Как это понимать, Лупа?

— Ты не дал мне договорить насчет Нигрина. — Я тогда был честен с тобой, честен и сейчас. Взгляни на меня, — предложил он. — Мои раны являются неопровержимым доказательством, что заговорщики перешли Рубикон. Отписка Нигрина свидетельствует, что несколько недель назад они не догадывались, кто держит в руках все нити противодействия заговору. Теперь им все известно. Они знают, кого следует убрать в первую очередь. Уверен, это произошло не без участия Аттиана и Турбона, которые страшно завидуют мне. Боюсь, что именно они просветили Нигрина, кто есть кто, и предоставили сенатору самому решить, кончить ли дело ссорой или принять предложение высокопоставленной особы. Они решили расправиться со мной чужими руками, а заодно посмотреть, что из этого выйдет? Ведь нет лучшего способа заставить Адриана начать репрессии, как обвинить его врагов в моем убийстве. Такой удачной возможности может больше не представиться. Моим так называемым соратникам только в радость сдать бывшего раба, а ныне урода — вольноотпущенника. Но попробуй докажи эту связь, тем более что Аттиан — бывший воспитатель и опекун Адриана.

Я не могу выйти из дома, а дело стоит. Вот почему я решил обратиться к тебе за помощью.

Не знаю, по какой причине вы так яростно грызетесь между собой, но я призываю тебя помочь Адриану сохранить гражданский мир.
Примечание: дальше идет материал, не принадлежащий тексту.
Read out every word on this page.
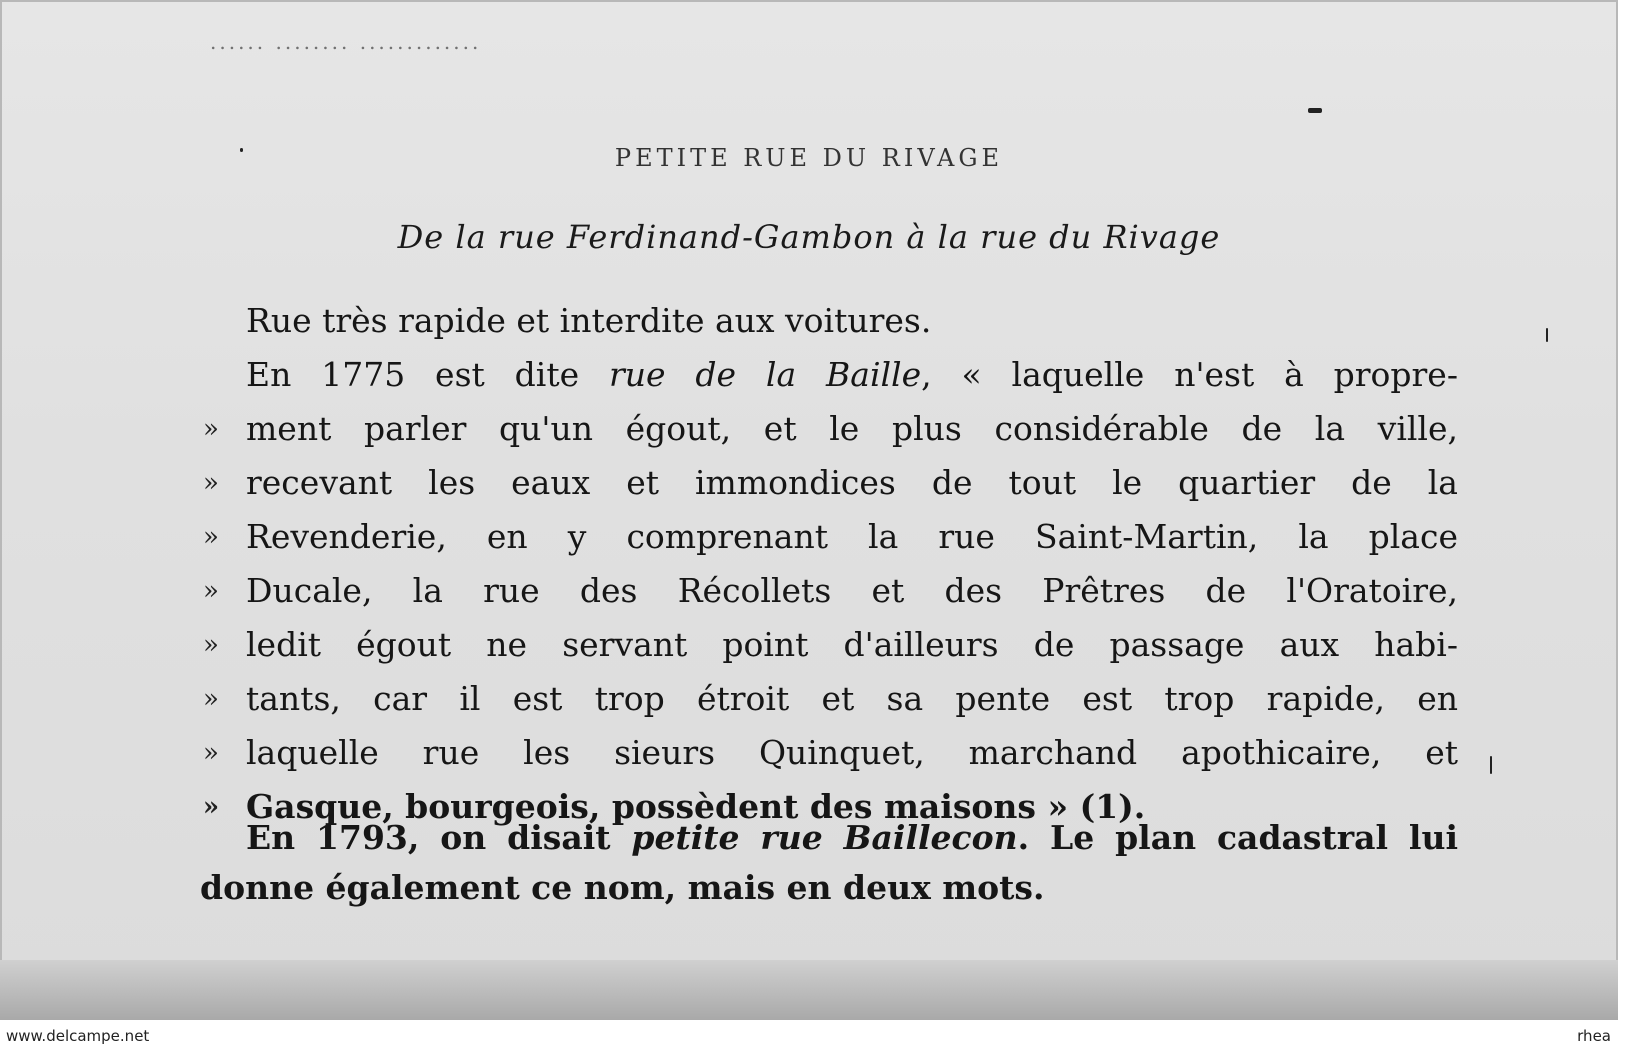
...... ........ .............
PETITE RUE DU RIVAGE
De la rue Ferdinand-Gambon à la rue du Rivage
Rue très rapide et interdite aux voitures.
En 1775 est dite rue de la Baille, « laquelle n'est à propre-
ment parler qu'un égout, et le plus considérable de la ville,
»
recevant les eaux et immondices de tout le quartier de la
»
Revenderie, en y comprenant la rue Saint-Martin, la place
»
Ducale, la rue des Récollets et des Prêtres de l'Oratoire,
»
ledit égout ne servant point d'ailleurs de passage aux habi-
»
tants, car il est trop étroit et sa pente est trop rapide, en
»
laquelle rue les sieurs Quinquet, marchand apothicaire, et
»
Gasque, bourgeois, possèdent des maisons » (1).
»
En 1793, on disait petite rue Baillecon. Le plan cadastral lui
donne également ce nom, mais en deux mots.
www.delcampe.net	rhea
Я обращаюсь к твоему здравомыслию.

Разве у тебя есть выбор?

Если старая гвардия одержит верх, меня зарежут или тихо удавят, а тебя предадут позорной казни. Я не могу допустить, чтобы наше дело застопорилось из‑за того, что я не могу передвигаться. Я хочу жить. Если ты желаешь поразить меня рассуждениями о том, что благородно, а что бесчестно, оставь это занятие. Придерживаться древних римских традиций, ссылаться на гробы отцов и на этом основании держаться в стороне — это пустое. Помнится, когда меня как раба притащили в Рим, я был отъявленным патриотом и страстно мечтал убить Траяна, так что твои сомнения мне понятны, но сейчас речь идет о наших жизнях. Исходи из того, что ты можешь помочь предотвратить гражданскую войну. Это немного, но и немало.

Лонг не выдержал, навскидку выругался, потом спросил

— С кем ты предлагаешь мне встретиться?

— С Цельзом и Пальмой. Постарайся убедить их отказаться от использования силы. Скажи, император готов выслушать их, предоставить им провинции. Напомни, что Пальма в тот момент, когда Нерва усыновил Траяна, тоже домогался верховной власти. И что? Это помешало его карьере? Траян отстранил его от управления Египтом, выказал недоверие? Наоборот, его направили в Аравию, поручили провести самостоятельную кампанию. Он получил триумф. Почему же теперь нельзя решить дело полюбовно на основе согласия?

Было видно, что Лупе было трудно говорить. Он дернул за шнурок, раздался звон колокольчика, и в комнату вбежала робеющая, молоденькая рабыня. Она отерла пот со лба вольноотпущенника, испуганно глянула в сторону гостя и также торопливо убежала.

Лупа продолжил.

— Ты часто общаешься в банях с Уммидием Квадратом, Гомуллом и Цивикой. Неплохо было бы намекнуть им, что Ликорма оказался исключительно словоохотлив, более того, неаккуратен с уничтожением уличающих документов. Спросят, откуда ты знаешь? Ответь — Лупа говорит. Этот грязный неблагодарный раб, которого не зря исковеркал Регул.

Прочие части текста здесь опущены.